Contested each year since 2010, ImageNet added video and scene classification categories this year, and Illinois’ Image Formation Processing team (UIUC-IFP) claimed third in the video category behind only universities from Hong Kong and South Korea while another team formed by IFP and Microsoft Research Redmond (UIUCMSR) placed 11th overall in the very large-scale scene classification competition.
On the heels of the results, both teams, UIUC-IFP and UIUCMSR, were asked to be a part of a poster presentation on Dec. 17 at the biannual International Conference on Computer Vision in Santiago, Chile. Team member Pooya Khorrami is representing the team at the conference.
Thomas Huang, a professor emeritus in ECE and the Coordinated Science Lab and a research professor at Beckman, is a founding figure in computer vision and image processing and has advised more than 100 PhD students over the years. Professor Huang’s graduate students led the efforts. Honghui Shi coordinated the teams, and contributed to both. Pooya Khorrami, Tom Le Paine, and Wei Han led the UIUC-IFP team for the Video competition, with help from Prajit Ramachandran, and Mohammad Babaeizadeh. Meanwhile, Yingzhen Yang led the UIUCMSR team, with help from Wei Han and Shiyu Chang, as well as former IFP student Jianchao Yang, now a principal research at Snapchat, and Nebojsa Jolic, a principal researcher at Microsoft Research.
The ILSVRC, which has been sponsored by industry giants such as Google, Facebook, and Nvidia, gained notoriety in 2012, when for the first time the field of image recognition and artificial intelligence began using deep learning neural networks and supercomputing to more quickly and accurately detect objects.
“Using these neural networks has allowed us to train our models which understand the objects and images deeply,” Shi said. “Naturally, when humans look at an object more than once it has a better chance to stick in their minds. The same holds true for neural networks.”
ImageNet’s Object Detection from Video competition (VID), where Illinois placed third, charged competitors to create models to learn to detect objects from approximately 4,000 videos. This is challenging as videos tend to include a larger variety of poses, motion blur, and occlusion. In the Scene competition, each team is required to classify 381,000 images into 401 scene categories, given 8.1 million training images. For each image, algorithm produces a list of five scene categories in descending order of confidence. The quality of the predicted list will be evaluated based on how well it matches the ground truth scene category for the image.
“This is an interesting time for artificial intelligence,” Paine said. “Now we have machine models which can recognize objects in pictures more accurately than humans.

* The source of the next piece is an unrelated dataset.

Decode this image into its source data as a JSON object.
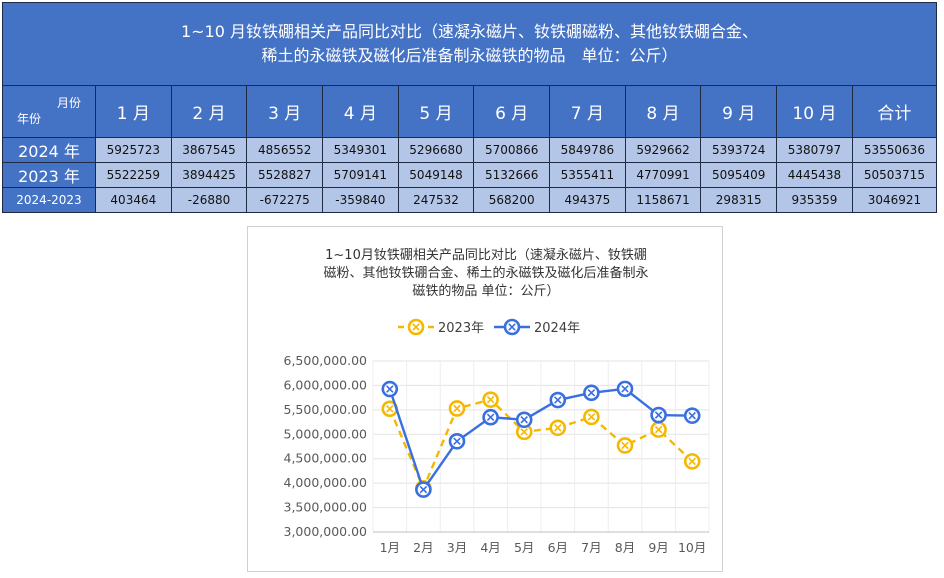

This challenge helps drive research throughout the computer vision and artificial intelligence community.”
As the team members continue to work on their algorithms and as the models continue to train, the group is seeing even more accurate results. “We feel great about what we have been able to accomplish with a relatively small team,” Khorrami said. “I think the competition is a good way to showcase our research in deep learning on a global stage.”